Sabonis takes in a long, deep breath. “Well, let’s worry about one thing at a time. Let’s first find my damn boat.”
The dark blue waters of the Loch dominate our foreground.
“Pretty lake, huh?”
“Yeah … it’s nice,” I say, though whatever tints those waters is far from wholesome. The blueness is no trick of refraction, but intrinsic to the water itself.
“I think it’s the molybdenum leaching out that turns it blue,” says Sabonis. “Reminds me of some tailing ponds in Colorado. There’s fish living in it, believe it or not.”
We skitter down a final decline of loose stones onto a cracked and dry mud flat beside the Loch. Not a ripple mars the Loch’s surface. I see no fish. Apart from the marsh grass, no sign of life. It looks dead.
The floor of the Rift, too, looks like it has been aerial-sprayed with herbicides. Every shrub is thorny and leafless and brown. The single tree visible across the whole expanse has only one scraggly bough bearing a few leaves.
We cross the flats heading seaward away from the Loch. Sabonis steers us towards a solitary butte of columnar basalt, separate from uplands. It overlooks a deep cove flanked on the Lethe side by a similar butte of knobby granite.
At the edge of the flats, we walk along a low bank of gravel that isolates the flats from a broad, rocky beach pounded by swells marching unhindered through the mouth of the inlet. Slabs of bubble-ridden lava rise up here and there to meet the waves with explosions of spray.
The mound affords a view down the length of the Loch. Wind ripples the marshes fringing its shore like the cilia of a giant Paramecium.
“Sixwing’s down the other end,” says Sabonis.
“A town of sorts,” says Sabonis. “That’s the good side of Lethe. Where a Squatter can have a decent existence if he wants. If you’re going to settle on the flats, leeward is the place to be.”
“Settle?” The idea grates at me. “I ain’t settling here. Not ever. I ain’t settling for this.”
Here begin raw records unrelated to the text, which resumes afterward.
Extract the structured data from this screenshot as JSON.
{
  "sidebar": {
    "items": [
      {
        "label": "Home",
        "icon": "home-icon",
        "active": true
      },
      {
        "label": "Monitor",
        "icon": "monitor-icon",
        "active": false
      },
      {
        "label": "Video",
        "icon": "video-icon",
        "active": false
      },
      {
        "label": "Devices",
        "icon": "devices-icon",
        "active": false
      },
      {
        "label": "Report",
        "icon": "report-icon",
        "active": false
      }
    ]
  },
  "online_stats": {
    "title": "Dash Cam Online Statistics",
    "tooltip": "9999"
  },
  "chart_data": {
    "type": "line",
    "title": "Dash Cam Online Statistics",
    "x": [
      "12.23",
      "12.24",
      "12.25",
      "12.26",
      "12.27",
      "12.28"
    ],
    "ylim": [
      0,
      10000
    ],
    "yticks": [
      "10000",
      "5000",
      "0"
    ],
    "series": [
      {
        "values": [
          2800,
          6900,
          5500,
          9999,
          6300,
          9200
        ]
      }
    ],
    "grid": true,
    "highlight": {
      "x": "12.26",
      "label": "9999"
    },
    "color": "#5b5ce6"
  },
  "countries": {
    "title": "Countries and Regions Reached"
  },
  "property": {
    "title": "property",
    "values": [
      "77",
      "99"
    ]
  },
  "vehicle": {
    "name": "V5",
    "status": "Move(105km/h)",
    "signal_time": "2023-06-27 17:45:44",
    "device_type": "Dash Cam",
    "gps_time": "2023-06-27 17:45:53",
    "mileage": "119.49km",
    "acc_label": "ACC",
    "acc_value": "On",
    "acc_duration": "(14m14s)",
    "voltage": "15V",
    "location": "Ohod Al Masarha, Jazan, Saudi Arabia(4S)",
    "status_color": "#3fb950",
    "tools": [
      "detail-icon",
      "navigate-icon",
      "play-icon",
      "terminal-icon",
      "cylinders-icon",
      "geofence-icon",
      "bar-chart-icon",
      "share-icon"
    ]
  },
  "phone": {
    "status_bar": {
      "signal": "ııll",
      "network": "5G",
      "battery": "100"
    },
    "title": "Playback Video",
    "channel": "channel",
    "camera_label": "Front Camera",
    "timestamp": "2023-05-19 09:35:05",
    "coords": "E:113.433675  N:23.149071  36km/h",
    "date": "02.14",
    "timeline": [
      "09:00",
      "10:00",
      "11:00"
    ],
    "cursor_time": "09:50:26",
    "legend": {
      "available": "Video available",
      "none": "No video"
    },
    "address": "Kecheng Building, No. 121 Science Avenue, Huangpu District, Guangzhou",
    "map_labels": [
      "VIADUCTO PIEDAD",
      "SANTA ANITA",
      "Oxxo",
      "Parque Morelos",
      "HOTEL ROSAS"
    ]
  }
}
“If there’s a way back. I’m going back.”
Sabonis grins. “That’s my girl. That’s what I want to hear. We’re a team now. I got the means and you got the intel. If Delgado thinks he’s got the market cornered on returns, he’s got another thing coming.”
“Boy,” I say.
“Ah, whatever,” says Sabonis.
I feel a thrill go through me whenever Sabonis mentions going back. I feel like someone in the first plunge of an addiction, fearful of the dealer but captured in the rapture of his drug. I just hope I can deliver on the intel part. I figure getting the hell off this island would be a start and the rest would come to me. I hope.
My eyes follow gullies that etch the Loch’s cindered shore, the curves of the volcanic slopes that leapt from the Rift, and across the smooth skin of the Loch and wind-scraped flats to the soaring, snaggle-toothed ridge that screens Mt. Abdiel from these wastes.Back down into the Rift, my gaze hooks on one of the outcrops that jut from the Rift floor like twisted shark fins. At the peak, forty feet up, a figure stands, diaphanous cloak flowing. She swoops down on us like a harpy.